Можете не сомневаться: налетчикам, исходящим пеной в бою, и вероломным наемникам находится применение в любом конфликте, но Абаддон всегда хотел, чтобы Черный Легион был не просто очередным сборищем воющих рабовладельцев и распевающих псалмы разбойников. Такое – обычное дело в наших рядах, однако мы не позволяем, чтобы оно нас определяло. Допусти мы подобное, никакая настоящая организованность не была бы возможна.
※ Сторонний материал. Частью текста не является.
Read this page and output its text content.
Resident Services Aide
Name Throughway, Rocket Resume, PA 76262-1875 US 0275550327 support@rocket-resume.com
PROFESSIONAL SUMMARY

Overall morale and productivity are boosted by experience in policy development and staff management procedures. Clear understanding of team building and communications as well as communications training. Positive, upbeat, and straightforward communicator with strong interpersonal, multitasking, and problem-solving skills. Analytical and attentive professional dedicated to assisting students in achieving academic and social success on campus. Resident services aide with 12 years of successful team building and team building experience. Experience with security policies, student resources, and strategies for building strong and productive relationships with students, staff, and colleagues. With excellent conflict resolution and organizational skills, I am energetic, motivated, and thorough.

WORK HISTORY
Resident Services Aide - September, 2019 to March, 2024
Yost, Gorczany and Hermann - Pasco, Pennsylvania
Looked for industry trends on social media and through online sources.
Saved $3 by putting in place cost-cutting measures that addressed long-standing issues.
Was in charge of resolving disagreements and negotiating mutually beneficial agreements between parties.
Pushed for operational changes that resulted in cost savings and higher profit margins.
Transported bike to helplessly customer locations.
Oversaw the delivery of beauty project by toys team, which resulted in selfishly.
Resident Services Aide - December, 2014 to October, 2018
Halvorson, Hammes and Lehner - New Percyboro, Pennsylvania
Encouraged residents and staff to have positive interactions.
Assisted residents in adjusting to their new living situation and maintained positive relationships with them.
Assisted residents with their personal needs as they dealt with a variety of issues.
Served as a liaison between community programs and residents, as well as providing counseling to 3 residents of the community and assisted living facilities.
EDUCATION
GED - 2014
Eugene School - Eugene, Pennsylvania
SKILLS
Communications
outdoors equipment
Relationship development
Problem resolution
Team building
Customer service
Никто из нас не удивился, когда вошла Мориана. Единственным неожиданным в ее появлении было то, что она не находилась рядом с Абаддоном. Она не стала как-то особенно обставлять свой приход, просто вошла в громадные двойные двери и заняла место возле Телемахона, который сохранял точно рассчитанную безразличность. Она приветствовала его, на мгновение положив руку поверх наруча. В этом жесте было что-то сестринское. Их головы склонились друг к другу, ведя беседу шепотом. Говоря, она улыбнулась, и его аура вспыхнула в ответ маслянистым свечением злого веселья.
Мы стояли неплотным кругом – вместе, но порознь, как было у нас неофициально заведено. Фальк, Первый. Саргон, Второй. Я, Третий, Телемахон, Четвертый. Леор, Пятый. Ашур-Кай, Шестой. Кераксия, Седьмая. Валикар, восьмой. Вортигерн, Девятый. Амураэль, Десятый. Илиастер, Одиннадцатый. И Мориана: хотя она ничего на этот счет не сказала, но очевидно Двенадцатая.
Последним был Эзекиль, вошедший под протяжное скрежещущее рычание своего терминаторского доспеха. На сборах наших отрядов он всегда занимал центральную позицию, привлекая к себе все взгляды и обращаясь к собравшимся массам. Здесь же, среди доверенных сородичей, он просто встал в образованный нами круг.
Меня вновь поразило, как невообразимо он устал. Если мы ожидали, что время, проведенное наедине с Морианой и пророчествами с ее змеиного языка, придаст ему новых сил и знаний, то были одновременно и правы, и нет. В его глазах пылала ярость – ярость вновь появившейся целеустремленности, однако это была сила человека, находящегося на краю гибели. Что бы ни омолодило его, будь то знания или нечто более темное – оно также и пожирало его заживо.
– Флот направится к краю Ока, – распорядился он. – Мы объявим войну Империуму и трупу, что восседает на его троне. Если у нас на пути встанут Черные Храмовники Сигизмунда, мы сокрушим их. Если против нас выйдет Тагус Даравек, мы уничтожим его. Если кто-то из вас хочет о чем-нибудь спросить, сейчас подходящее время.